Uttlesford District Council (UDC) has published a new study it commissioned with neighbouring councils. The study determines that UDC needs to allow 12,500 new houses in Uttlesford.
Local Plan delays mean more houses required
The study is part of the remedial action that the Planning Inspectorate called for when it rejected the UDC Cabinet’s draft Uttlesford Local Plan in December 2014. The Council Leadership has also said that it calculates that it needs to allow the approvals of new houses at a rate of 568 per year for at least the next 18 years. Previously in 2011 the Council determined it needed to provide 40% fewer (338 pa), but constant delays by the Council in the delivering the Local Plan has meant that the number has kept increasing.
As part of finding a place for these new houses, UDC has asked for developers to come forward with land. UDC’s map below shows where they are looking for land for new homes (click map for larger version).

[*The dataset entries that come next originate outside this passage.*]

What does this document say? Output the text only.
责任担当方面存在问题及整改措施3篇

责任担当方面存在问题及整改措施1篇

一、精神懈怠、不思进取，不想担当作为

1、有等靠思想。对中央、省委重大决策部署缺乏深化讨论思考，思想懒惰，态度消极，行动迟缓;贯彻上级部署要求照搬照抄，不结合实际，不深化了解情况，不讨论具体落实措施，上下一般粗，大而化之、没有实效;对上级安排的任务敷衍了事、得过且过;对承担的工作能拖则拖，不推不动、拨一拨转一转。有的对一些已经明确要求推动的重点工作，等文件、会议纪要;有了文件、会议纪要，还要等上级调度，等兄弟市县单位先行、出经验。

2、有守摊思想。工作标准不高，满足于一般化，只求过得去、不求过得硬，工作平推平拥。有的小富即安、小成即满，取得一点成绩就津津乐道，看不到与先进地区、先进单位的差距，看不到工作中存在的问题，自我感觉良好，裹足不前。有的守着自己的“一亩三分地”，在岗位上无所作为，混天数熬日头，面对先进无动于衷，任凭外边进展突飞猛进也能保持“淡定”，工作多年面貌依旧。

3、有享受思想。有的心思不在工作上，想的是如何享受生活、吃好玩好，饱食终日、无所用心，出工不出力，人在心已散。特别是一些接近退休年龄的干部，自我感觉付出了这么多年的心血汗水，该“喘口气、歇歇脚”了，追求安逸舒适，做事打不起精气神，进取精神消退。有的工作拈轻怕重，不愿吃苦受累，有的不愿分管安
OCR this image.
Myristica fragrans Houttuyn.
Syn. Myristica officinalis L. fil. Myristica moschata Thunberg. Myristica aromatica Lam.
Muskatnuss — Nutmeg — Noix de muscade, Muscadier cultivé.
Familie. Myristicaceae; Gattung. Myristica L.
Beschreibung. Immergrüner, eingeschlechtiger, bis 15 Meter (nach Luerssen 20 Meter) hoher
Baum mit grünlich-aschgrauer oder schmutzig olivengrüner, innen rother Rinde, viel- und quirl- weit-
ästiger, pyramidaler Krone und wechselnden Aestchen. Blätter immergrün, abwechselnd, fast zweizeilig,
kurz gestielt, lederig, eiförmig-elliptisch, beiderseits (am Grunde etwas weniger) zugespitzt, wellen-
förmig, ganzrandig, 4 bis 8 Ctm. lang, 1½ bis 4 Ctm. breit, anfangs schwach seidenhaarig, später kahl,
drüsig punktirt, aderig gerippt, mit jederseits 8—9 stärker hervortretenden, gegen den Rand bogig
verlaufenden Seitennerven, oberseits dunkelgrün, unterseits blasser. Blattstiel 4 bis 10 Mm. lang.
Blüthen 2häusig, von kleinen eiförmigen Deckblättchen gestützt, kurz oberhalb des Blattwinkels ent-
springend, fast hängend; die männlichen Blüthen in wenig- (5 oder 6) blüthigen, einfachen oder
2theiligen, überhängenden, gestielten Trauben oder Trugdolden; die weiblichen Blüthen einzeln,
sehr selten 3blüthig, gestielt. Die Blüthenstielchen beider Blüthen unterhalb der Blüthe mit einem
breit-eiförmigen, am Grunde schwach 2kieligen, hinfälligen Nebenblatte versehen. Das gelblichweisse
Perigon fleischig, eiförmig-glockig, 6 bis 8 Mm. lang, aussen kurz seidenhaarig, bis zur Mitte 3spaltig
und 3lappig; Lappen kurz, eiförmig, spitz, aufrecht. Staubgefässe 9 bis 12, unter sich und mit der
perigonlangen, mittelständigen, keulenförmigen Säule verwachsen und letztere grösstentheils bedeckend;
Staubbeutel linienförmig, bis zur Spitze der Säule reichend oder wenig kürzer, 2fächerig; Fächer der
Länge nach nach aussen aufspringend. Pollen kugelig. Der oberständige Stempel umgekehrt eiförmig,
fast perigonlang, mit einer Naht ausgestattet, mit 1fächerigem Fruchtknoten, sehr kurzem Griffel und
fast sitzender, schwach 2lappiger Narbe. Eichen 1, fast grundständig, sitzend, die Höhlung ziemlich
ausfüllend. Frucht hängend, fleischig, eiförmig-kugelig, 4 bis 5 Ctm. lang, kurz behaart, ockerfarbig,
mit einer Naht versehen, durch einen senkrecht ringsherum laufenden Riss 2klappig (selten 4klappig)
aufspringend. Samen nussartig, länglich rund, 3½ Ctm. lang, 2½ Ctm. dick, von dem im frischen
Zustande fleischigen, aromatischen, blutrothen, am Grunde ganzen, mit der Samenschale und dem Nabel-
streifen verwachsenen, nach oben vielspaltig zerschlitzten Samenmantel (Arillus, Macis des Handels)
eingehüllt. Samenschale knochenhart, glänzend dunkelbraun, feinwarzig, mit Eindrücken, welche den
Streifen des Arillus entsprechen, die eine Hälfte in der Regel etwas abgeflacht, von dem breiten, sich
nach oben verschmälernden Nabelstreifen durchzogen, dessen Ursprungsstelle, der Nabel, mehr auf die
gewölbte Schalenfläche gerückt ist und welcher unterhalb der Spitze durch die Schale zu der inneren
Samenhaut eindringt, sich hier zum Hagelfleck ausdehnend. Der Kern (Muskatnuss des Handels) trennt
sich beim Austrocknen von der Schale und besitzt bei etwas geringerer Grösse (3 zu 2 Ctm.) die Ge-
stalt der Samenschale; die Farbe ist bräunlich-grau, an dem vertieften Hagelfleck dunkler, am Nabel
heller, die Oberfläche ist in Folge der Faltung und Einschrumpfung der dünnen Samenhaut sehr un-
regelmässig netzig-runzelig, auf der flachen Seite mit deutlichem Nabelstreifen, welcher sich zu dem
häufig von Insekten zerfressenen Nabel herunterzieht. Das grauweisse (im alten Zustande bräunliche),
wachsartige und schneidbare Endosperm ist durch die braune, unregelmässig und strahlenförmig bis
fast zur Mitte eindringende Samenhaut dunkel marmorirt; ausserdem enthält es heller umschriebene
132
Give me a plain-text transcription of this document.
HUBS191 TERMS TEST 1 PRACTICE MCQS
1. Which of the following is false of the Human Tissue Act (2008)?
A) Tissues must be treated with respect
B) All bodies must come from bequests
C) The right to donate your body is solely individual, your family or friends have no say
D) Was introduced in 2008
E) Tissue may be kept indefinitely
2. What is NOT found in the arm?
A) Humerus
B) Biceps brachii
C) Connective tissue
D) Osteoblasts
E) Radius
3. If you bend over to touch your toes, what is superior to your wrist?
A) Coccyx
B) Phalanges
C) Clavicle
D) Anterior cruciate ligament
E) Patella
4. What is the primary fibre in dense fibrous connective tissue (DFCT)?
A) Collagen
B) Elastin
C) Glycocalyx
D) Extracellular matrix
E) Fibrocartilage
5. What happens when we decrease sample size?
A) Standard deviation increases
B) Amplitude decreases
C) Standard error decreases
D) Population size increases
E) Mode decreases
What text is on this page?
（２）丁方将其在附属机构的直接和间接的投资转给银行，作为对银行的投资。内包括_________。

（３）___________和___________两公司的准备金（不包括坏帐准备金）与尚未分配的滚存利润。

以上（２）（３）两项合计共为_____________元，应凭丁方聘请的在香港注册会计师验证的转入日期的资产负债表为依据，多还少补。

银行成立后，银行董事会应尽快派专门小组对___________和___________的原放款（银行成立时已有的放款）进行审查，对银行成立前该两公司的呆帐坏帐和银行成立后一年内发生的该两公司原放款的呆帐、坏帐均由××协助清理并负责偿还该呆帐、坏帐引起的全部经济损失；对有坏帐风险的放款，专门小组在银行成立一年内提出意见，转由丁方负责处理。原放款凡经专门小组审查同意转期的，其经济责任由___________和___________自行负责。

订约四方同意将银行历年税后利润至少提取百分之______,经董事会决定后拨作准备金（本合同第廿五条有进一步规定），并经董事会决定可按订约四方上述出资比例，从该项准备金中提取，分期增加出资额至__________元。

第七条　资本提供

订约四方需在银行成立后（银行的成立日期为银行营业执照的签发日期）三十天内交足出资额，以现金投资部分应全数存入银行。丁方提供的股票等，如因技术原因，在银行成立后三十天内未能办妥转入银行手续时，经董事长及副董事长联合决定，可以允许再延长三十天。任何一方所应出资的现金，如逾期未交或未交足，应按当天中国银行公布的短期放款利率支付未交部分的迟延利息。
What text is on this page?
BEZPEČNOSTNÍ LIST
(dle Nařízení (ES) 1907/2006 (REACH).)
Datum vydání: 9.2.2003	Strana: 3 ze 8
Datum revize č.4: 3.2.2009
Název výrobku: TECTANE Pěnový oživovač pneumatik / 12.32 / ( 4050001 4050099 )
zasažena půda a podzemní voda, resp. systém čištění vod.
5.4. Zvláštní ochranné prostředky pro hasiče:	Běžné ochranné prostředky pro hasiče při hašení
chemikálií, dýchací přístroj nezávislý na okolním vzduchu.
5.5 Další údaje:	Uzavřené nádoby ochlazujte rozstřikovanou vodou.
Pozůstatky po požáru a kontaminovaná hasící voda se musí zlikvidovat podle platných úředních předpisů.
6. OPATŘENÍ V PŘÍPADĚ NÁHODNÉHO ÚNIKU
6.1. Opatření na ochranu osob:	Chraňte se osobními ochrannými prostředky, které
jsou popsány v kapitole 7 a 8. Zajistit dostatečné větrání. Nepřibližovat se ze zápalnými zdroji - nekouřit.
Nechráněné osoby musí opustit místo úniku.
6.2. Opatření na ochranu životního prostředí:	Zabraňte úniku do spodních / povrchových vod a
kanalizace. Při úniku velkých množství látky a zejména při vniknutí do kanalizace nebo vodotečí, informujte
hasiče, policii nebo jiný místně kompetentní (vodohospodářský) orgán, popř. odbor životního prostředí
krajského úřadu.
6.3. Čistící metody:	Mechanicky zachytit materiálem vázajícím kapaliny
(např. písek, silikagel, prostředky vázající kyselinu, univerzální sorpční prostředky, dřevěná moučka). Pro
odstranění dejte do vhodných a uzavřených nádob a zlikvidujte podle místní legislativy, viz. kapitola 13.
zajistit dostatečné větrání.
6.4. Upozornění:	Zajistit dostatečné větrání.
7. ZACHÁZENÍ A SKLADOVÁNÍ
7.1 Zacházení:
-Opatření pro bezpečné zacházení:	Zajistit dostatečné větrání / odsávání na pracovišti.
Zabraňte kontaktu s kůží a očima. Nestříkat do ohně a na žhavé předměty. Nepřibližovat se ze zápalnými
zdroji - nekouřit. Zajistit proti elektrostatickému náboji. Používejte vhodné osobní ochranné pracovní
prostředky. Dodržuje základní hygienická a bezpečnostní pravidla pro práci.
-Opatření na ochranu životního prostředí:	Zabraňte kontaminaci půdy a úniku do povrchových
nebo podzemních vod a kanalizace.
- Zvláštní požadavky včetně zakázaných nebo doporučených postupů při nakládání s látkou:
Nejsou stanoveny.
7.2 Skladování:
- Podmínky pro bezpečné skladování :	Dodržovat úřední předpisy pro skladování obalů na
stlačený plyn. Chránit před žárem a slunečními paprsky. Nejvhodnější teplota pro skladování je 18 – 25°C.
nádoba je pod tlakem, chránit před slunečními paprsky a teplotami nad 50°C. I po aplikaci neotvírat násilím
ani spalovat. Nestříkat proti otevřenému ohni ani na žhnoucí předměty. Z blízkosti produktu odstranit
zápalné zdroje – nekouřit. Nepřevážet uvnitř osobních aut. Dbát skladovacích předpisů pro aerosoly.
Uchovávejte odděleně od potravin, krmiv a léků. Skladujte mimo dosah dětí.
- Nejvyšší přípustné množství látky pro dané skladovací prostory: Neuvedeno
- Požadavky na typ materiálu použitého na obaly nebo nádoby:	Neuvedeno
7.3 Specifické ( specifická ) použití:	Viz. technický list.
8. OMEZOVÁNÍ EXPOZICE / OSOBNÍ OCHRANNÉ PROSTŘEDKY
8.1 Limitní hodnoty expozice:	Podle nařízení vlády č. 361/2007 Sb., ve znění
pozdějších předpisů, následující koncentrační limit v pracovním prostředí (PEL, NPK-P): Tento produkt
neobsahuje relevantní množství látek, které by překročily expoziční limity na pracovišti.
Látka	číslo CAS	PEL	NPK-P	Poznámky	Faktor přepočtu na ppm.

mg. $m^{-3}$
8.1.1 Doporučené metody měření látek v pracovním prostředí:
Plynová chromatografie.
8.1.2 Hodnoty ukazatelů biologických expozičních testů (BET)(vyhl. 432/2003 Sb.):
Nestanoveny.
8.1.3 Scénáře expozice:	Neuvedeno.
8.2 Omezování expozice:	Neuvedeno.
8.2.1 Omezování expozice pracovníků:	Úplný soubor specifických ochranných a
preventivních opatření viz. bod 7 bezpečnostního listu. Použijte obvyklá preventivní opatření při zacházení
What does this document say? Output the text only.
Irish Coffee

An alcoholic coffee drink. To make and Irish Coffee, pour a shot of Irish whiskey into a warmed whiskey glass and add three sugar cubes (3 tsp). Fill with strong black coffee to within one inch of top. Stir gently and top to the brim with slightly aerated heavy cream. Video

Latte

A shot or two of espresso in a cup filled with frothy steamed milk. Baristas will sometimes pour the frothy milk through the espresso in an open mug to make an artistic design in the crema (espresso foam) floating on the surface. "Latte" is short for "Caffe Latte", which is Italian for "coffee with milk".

UDC is specifically looking for land for:
- Large scale development to create significant town extensions to Saffron Walden, Great Dunmow and east of Bishops Stortford;
- Large scale development of the major villages of Elsenham, Great Chesterford, Hatfield Heath, Newport, Takeley, Thaxted, Stansted Mountfitchet;
- Major new settlements on greenfield sites near Birchanger, Elsenham/Henham, Great Chesterford, Great Dunmow, Flitch Green, Little Easton, Stebbing, Takeley;
- Smaller expansion of the smaller villages of Ashdon, Birchanger, Debden, Clavering, Chrishall, Farnham, Felsted, Flitch Green, Great Easton, Great Sampford, Hatfield Broad Oak, Henham, Leaden Rodding, Little Halingbury, Manuden, Quendon, Radwinter, Rickling, Stebbing, Wimbish ;
- These locations are in addition to all of the existing sites that the UDC Cabinet previously identified in their rejected draft Local Plan (including those that have already been refused planning by the Planning Inspectorate).
Our existing towns and villages can’t take it
Our existing schools and doctors’ surgeries are full, our sewers are bursting, and our roads are often jammed. We firmly believe that our existing towns and villages can’t take the scale of development that UDC demands. UDC’s own Comparative Sustainability Assessment evidence shows that an approach that looks at new settlement(s) for housing is the best solution – and we support it. A new settlement impacts the fewest existing residents and developers are required to pay their way by providing all of the necessary infrastructure. We also believe that an evidence-led process should determine the best and most sustainable location(s) for any new settlements.